Perdonatemi che sto venendo a perdonare voi. Per riuscire insieme a
perdonare lei che ci dia la forza di perdonare lui, che avrà bisogno di
tutto l'amore del mondo per perdonare chi lo ha privato dell'amore di
cui aveva immensamente bisogno.
Crescevo e menavo, perché non sapevo amare e rendevo alle mie care
sorelle quello che il mio signore mi dava come pane quotidiano.
Crescevo, pieno di quel nulla che credevo di non avere, ma che abbondava
invece intorno a me, senza che me ne importasse un fico secco. Passavo
le giornate a giocare da solo, sicuro d'essere il più forte e il più
piaciuto, a esser preso in giro dai miei pari e ad essere coccolato come
un peluche dalle mamme delle bambine che riempivano la mia vita.
Ingenue madri che inconsapevoli del serpe che si sarebbero covate in
seno, avrebbero voluto un bel bambino proprio come me ed io mi gongolavo
d'essere il più desiderato. Allora però non riuscivo a formulare un più
maturo pensiero, che ci avrebbero fatto mai con un castrato nel
pollaio, buono a farsi mirare e rimirare, sarebbe finita poi che ne
avrebbero fatto un covo di pavoni, con la voce stridula ma senza
coglioni
Ma in quei momenti la mia felicità trovava la sua dissetante fonte
proprio nell'amore ricevuto da quella mamma che non era la mia e da
quella sorella che non era una della mie. In quei giorni in cui venivo
dimenticato negli ingressi del doposcuola dei Pii Padri Scolopi a
desinare con i bambini e a cenare con i bidelli, tu, cara Sandra,
semplice e umile, sei stata il mio fratello maggiore, il mio faro, la
mia guida. Semplicemente perché amavi un piccolo bambino che ti voleva
bene e al quale mancava solo un po' d'amore. Quel fraterno amore che
riceveva da te, grazie al fatto di essere lì a raccoglierne mentre lo
donavi intorno. Con la semplicità tua naturale e con l'umiltà serena e
candida che ti contraddistingueva, in quel mondo che già allora
prometteva di diventare la fiera delle vanità che oggi viviamo.

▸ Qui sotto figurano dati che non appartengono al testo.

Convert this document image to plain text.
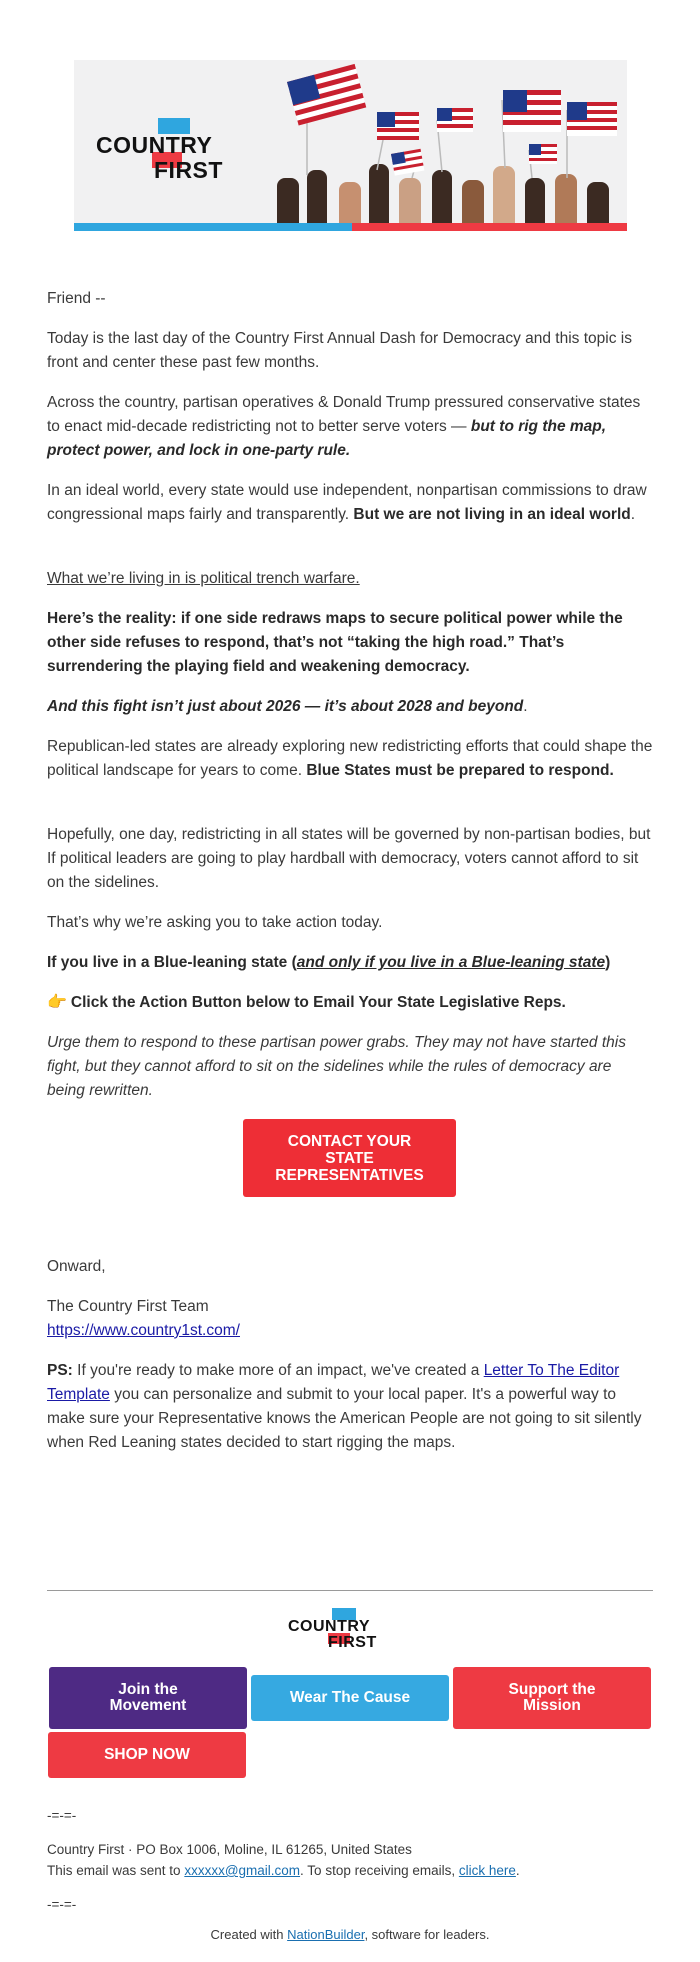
COUNTRY
FIRST
Friend --
Today is the last day of the Country First Annual Dash for Democracy and this topic is front and center these past few months.
Across the country, partisan operatives & Donald Trump pressured conservative states to enact mid-decade redistricting not to better serve voters — but to rig the map, protect power, and lock in one-party rule.
In an ideal world, every state would use independent, nonpartisan commissions to draw congressional maps fairly and transparently. But we are not living in an ideal world.
What we’re living in is political trench warfare.
Here’s the reality: if one side redraws maps to secure political power while the other side refuses to respond, that’s not “taking the high road.” That’s surrendering the playing field and weakening democracy.
And this fight isn’t just about 2026 — it’s about 2028 and beyond.
Republican-led states are already exploring new redistricting efforts that could shape the political landscape for years to come. Blue States must be prepared to respond.
Hopefully, one day, redistricting in all states will be governed by non-partisan bodies, but If political leaders are going to play hardball with democracy, voters cannot afford to sit on the sidelines.
That’s why we’re asking you to take action today.
If you live in a Blue-leaning state (and only if you live in a Blue-leaning state)
👉 Click the Action Button below to Email Your State Legislative Reps.
Urge them to respond to these partisan power grabs. They may not have started this fight, but they cannot afford to sit on the sidelines while the rules of democracy are being rewritten.
CONTACT YOUR STATE REPRESENTATIVES
Onward,
The Country First Team
https://www.country1st.com/
PS: If you're ready to make more of an impact, we've created a Letter To The Editor Template you can personalize and submit to your local paper. It's a powerful way to make sure your Representative knows the American People are not going to sit silently when Red Leaning states decided to start rigging the maps.
COUNTRY
FIRST
Join the Movement	Wear The Cause	Support the Mission
SHOP NOW
-=-=-
Country First · PO Box 1006, Moline, IL 61265, United States
This email was sent to xxxxxx@gmail.com. To stop receiving emails, click here.
-=-=-
Created with NationBuilder, software for leaders.
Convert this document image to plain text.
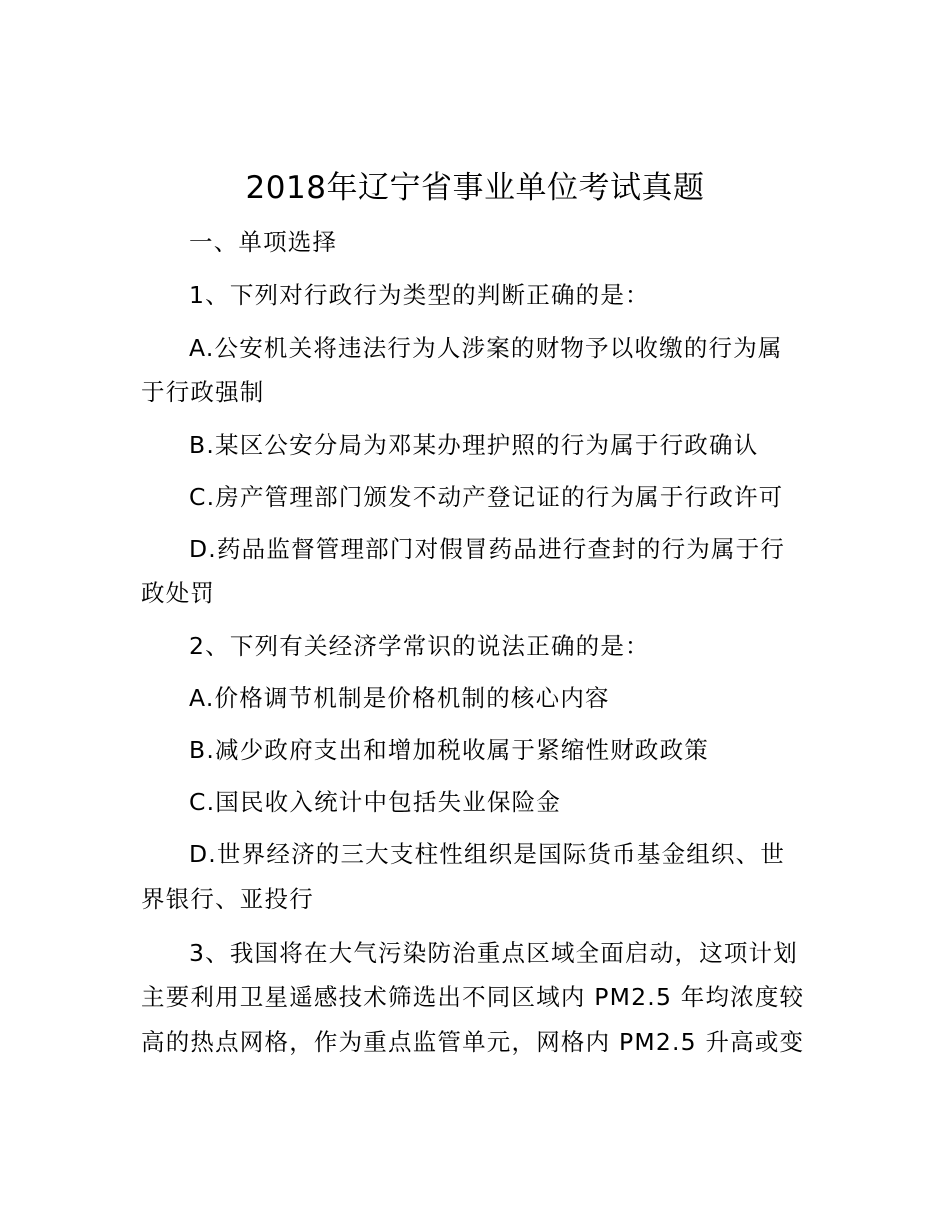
2018年辽宁省事业单位考试真题
一、单项选择
1、下列对行政行为类型的判断正确的是：
A.公安机关将违法行为人涉案的财物予以收缴的行为属
于行政强制
B.某区公安分局为邓某办理护照的行为属于行政确认
C.房产管理部门颁发不动产登记证的行为属于行政许可
D.药品监督管理部门对假冒药品进行查封的行为属于行
政处罚
2、下列有关经济学常识的说法正确的是：
A.价格调节机制是价格机制的核心内容
B.减少政府支出和增加税收属于紧缩性财政政策
C.国民收入统计中包括失业保险金
D.世界经济的三大支柱性组织是国际货币基金组织、世
界银行、亚投行
3、我国将在大气污染防治重点区域全面启动，这项计划
主要利用卫星遥感技术筛选出不同区域内 PM2.5 年均浓度较
高的热点网格，作为重点监管单元，网格内 PM2.5 升高或变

Sei oggi
quella che sei ed io sono divenuto quello che ti descrive adesso, c'è
chi non si cambierebbe con te ma non so se sia migliore una vita come la
sua, la tua o forse la mia.
Ed anche quella è stata vita mia. Anzi, proprio quella è stata
vita mia, vera, vissuta e soprattutto sentita, come un'alba, come un
certezza da cui poter ripartire, anche se può esser rimasta abbandonata
in una distesa immensa, deserta di dubbi. Mi vedo ancora, con la bocca
socchiusa e la lingua a far capolino dalle mie labbra rosse, dipingere
la bandiera degli USA insieme a Sandra, il nostro simbolo, quello della
nostra squadra, io e te ai più straordinari "giochi senza frontiere" da
strada che siano mai stati giocati. Che meravigliosa vita, viverla con
questa immensa gioia nel mio unico, misero, doloroso e sorprendentemente
colmo d'amore, piccolo cuore.
Crescevo, crescevo e guardavo mia madre lavare e stirare
esattamente nel modo in cui era stata ammaestrata e come, non essendo
riuscita ad insegnarlo alle sue figlie, aveva tramandato a me. La
polverosa, tragica, sterile arte delle pulizie. Così tanto e naturale
capitò bene, per loro chiaramente non per me, che io la imparassi da
andare a finire che, quando non ce n'era d'altro, me ne serbavano un
poco sotto forma di scale da strusciare. E il povero pollo, di pelle
raggrinzita, continuava a piegar la testa e non sapeva far altro che
gridare qualche chicchirichì di rabbia, piangere e dar beccate, quando
nessuna ragione stava tra le sue zampe.
Povero sciocco potrei soltanto aggiungere oggidì, se non sapessi
che quell'allocco altri non è se non tutto l'amore che adesso tengo in
me, raggranellato con fatica lungo un'immensa, misera, unica vita, la
mia.
Ma allora era più grande in me, la forza del martirio a cui mi
volevo sottoporre di quanto riuscissi a vedere come io mi umiliassi, non
davanti agli altri, bensì al maschio con le palle che se la rideva
dentro di me. Lui la notte se la passava tra bagordi, donne e giochi,
vittorie e spassi, creati ad hoc dentro ai miei sogni ad occhi aperti e a
me lasciava la merda della vita che lui non era riuscito a far
diventare vera. Bella forza a fare finta son bravi tutti. Io la vita
però, misera e unica quanto vuoi però l'ho vissuta per davvero.
Crescevo, il tempo passava e i pianti di un bambino non erano più
bene accetti nelle palestre e nelle aule, dove i primi amori nacquero
così in fretta che finirono prima di essere mai cominciati. Quelli
furono anni di speranza, di intensa attività e di frequentazione con la
mia ristretta ma tosta cerchia di amici. Fabio, Marco, Dario, io, la più
strampalata accozzaglia di orrori umani. Anni dopo solo un film dal
titolo "La rivincita dei Nerds" avrebbe reso giustizia alla nostra
bruttezza, grettezza e incapacità di rapporto con il sesso femminile.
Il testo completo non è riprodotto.